Medical devices used for critical care are becoming increasingly reliant on software. However, little is understood about the security vulnerabilities facing medical devices and their software.
Our present work assesses how software/ firmware updates and software security vulnerabilities are likely to impact the safety and effectiveness of computer controlled medical devices.
Furthermore, medical devices have the unique property that they must do everything they can to fail open in order to ensure that a life-critical device continues to operate even in the wake of an adverse event.
Studying the susceptibility of medical devices to malware now is important because:
(1) software in medical devices is becoming increasingly complex;
(2) more and more medical devices are becoming networked with wireless Internet connectivity;
(3) more medical devices are evolving from electro-mechanical tosoftware-controlled devices; and
(4) analyzing security after a potential risk becomes a tangible threat would be too late for effective deployment of defensive technology.
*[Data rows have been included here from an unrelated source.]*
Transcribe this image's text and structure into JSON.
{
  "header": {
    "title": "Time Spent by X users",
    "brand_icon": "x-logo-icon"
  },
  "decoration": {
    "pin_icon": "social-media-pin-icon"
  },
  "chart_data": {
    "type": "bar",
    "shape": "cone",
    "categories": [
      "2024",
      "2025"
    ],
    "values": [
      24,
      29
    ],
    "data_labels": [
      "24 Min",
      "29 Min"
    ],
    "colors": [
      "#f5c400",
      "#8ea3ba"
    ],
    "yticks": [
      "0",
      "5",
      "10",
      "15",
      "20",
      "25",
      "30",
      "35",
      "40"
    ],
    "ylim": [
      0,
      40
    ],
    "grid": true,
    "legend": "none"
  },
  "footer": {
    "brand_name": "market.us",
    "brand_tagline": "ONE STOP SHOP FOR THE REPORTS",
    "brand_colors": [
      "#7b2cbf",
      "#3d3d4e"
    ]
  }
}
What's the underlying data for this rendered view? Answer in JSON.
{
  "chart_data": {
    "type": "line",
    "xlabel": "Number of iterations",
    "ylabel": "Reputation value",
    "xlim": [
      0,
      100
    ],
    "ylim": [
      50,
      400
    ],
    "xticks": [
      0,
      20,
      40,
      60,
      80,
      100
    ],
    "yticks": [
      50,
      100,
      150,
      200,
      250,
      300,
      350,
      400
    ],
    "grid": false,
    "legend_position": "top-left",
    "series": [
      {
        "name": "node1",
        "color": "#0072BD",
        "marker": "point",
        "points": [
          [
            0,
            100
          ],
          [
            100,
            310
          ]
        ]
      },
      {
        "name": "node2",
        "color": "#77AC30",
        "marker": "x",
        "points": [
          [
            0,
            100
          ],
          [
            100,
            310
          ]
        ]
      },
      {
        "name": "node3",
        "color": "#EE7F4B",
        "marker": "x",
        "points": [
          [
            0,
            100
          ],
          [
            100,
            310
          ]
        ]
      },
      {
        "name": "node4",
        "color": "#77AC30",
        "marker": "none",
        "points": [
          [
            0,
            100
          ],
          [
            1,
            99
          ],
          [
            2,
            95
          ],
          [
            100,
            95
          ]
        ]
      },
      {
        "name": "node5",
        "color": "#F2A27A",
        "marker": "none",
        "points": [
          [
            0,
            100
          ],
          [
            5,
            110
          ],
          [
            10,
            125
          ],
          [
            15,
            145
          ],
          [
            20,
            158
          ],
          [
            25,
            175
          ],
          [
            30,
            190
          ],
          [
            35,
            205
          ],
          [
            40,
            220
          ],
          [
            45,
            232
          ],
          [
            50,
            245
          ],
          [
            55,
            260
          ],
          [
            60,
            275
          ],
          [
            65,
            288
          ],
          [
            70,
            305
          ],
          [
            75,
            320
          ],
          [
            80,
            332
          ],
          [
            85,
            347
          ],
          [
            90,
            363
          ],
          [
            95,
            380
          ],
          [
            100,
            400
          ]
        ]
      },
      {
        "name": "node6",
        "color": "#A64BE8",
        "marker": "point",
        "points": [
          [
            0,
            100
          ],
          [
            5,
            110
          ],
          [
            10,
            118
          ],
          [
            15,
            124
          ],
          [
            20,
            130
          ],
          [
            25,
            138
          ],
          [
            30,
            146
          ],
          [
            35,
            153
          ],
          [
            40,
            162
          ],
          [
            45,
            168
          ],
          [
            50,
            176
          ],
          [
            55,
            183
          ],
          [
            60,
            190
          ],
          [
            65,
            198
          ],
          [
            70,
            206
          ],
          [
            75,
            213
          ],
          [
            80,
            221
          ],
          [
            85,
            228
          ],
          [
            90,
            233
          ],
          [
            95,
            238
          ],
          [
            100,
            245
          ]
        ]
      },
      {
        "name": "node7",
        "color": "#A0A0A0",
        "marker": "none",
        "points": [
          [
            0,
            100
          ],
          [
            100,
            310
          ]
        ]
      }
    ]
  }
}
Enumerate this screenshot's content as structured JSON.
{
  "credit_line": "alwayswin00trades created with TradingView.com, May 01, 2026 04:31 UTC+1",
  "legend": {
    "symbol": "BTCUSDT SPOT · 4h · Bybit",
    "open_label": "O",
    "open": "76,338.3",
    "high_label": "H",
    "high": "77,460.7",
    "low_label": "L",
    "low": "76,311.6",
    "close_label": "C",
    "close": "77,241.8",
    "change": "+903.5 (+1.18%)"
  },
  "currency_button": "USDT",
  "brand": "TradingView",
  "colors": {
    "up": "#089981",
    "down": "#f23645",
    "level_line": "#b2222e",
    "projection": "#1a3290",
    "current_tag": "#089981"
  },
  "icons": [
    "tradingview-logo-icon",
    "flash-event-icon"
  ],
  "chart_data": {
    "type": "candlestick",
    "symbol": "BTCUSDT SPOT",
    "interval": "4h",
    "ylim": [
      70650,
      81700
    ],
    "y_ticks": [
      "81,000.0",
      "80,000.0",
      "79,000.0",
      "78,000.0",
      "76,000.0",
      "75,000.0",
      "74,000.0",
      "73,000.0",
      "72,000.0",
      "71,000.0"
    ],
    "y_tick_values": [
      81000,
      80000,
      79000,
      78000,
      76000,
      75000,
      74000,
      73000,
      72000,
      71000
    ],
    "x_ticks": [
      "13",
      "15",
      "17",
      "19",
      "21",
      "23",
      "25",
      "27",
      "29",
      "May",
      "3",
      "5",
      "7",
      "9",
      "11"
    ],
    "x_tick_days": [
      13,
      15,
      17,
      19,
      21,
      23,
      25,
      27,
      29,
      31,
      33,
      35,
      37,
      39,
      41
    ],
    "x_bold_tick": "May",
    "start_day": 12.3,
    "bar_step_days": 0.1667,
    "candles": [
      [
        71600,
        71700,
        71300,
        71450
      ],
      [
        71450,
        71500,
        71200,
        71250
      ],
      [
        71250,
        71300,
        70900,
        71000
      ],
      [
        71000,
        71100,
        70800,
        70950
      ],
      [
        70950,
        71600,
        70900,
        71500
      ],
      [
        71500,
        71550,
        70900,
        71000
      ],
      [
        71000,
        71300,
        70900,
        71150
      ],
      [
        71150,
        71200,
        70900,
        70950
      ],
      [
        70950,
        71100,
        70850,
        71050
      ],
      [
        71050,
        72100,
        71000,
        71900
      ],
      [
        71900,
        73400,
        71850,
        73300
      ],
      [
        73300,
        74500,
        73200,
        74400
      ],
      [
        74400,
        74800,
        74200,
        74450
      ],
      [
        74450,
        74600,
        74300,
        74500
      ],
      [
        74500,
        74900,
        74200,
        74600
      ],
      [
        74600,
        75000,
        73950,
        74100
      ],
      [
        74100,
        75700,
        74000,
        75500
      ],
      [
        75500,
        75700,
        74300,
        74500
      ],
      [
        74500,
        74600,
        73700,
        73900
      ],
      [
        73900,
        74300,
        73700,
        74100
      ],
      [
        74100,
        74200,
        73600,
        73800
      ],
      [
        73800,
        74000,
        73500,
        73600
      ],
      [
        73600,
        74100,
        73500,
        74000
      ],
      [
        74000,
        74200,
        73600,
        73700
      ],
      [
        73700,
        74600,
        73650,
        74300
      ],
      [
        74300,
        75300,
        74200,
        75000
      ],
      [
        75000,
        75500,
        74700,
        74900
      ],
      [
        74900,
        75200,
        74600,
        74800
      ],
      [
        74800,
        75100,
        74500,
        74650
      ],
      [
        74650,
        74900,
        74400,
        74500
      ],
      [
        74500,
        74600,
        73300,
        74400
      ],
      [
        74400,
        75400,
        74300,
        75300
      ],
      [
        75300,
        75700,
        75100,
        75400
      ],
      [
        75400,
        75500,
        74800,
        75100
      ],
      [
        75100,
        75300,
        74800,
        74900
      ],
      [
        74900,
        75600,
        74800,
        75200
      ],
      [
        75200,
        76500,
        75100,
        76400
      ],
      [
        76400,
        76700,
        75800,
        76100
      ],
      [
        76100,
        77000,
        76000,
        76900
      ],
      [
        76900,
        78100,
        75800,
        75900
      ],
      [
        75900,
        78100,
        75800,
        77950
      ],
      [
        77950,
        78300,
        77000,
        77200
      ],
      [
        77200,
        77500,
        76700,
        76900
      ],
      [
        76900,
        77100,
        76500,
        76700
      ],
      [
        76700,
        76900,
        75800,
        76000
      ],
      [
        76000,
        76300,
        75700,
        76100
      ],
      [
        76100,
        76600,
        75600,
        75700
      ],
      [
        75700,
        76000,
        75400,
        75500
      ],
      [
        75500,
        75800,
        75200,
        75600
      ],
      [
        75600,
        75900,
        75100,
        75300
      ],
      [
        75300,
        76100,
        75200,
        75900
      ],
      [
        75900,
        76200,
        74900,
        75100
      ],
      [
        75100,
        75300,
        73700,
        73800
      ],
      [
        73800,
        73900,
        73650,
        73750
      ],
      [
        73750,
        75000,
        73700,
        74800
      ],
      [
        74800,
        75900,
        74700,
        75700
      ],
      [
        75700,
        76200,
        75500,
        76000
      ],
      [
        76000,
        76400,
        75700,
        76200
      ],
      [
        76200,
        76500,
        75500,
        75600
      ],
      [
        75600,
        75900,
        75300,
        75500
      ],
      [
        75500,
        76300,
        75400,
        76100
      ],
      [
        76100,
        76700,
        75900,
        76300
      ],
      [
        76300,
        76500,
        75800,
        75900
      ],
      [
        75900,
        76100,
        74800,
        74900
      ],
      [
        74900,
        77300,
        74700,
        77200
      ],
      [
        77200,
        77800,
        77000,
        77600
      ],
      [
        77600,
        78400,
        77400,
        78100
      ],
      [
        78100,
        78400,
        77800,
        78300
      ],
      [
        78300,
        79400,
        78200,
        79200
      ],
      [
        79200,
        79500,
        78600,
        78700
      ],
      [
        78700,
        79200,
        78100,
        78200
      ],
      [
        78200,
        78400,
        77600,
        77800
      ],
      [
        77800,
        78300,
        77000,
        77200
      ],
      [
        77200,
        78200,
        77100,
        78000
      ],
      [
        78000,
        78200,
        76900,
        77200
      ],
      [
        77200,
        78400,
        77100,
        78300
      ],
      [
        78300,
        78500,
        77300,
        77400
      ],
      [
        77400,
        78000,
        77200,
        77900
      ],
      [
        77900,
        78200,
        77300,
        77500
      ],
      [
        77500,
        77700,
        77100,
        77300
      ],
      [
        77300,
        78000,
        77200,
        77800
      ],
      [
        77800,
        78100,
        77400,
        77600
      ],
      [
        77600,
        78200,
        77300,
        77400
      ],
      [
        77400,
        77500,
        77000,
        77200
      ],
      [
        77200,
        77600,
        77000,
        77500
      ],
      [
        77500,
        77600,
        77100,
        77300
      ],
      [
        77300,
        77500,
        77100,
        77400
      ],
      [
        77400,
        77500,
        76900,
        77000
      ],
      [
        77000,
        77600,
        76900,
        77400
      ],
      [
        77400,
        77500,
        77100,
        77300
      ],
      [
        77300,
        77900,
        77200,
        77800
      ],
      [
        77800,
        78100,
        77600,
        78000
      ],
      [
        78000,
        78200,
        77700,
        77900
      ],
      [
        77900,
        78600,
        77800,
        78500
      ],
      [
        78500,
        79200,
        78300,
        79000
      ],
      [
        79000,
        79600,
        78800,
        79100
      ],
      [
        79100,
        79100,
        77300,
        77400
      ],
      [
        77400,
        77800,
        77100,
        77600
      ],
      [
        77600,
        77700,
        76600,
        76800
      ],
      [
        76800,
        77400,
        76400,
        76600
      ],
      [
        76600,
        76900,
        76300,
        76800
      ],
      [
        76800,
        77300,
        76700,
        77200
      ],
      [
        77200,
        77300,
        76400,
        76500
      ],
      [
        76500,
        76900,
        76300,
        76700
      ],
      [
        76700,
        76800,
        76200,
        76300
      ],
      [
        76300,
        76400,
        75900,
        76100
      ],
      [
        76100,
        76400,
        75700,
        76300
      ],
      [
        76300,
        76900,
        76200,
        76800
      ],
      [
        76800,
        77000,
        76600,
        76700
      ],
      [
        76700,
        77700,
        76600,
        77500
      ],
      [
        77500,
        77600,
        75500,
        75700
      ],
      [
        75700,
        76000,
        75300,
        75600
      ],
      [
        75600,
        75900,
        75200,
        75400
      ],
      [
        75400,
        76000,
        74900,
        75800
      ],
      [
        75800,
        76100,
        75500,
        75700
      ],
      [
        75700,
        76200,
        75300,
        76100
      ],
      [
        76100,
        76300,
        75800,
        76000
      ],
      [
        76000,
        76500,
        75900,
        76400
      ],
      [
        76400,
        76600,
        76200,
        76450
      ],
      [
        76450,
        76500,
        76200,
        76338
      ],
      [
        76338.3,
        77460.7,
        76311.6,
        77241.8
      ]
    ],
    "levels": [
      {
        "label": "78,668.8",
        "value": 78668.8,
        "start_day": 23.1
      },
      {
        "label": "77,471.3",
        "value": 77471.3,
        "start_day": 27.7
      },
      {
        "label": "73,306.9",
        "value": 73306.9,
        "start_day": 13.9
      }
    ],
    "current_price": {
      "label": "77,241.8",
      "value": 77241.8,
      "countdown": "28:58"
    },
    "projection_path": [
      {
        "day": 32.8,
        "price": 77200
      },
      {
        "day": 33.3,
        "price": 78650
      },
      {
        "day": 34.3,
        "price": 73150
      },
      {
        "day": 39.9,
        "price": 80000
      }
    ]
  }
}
To investigate this open question, we analyzed the security of software that controls a modern Automated External Defibrillator (AED) used for treating cardiac arrhythmias. This report represents the first public embedded software security analysis of a medical device.
We identify several software security vulnerabilities and discuss key insights and open challenges in improving software-controlled medical devices to be resistant to malware.
We found the AED would accept counterfeit firmware updates. We did not locate any standard cryptographic controls.
We conclude with recommendations and open challenges in securing medical devices.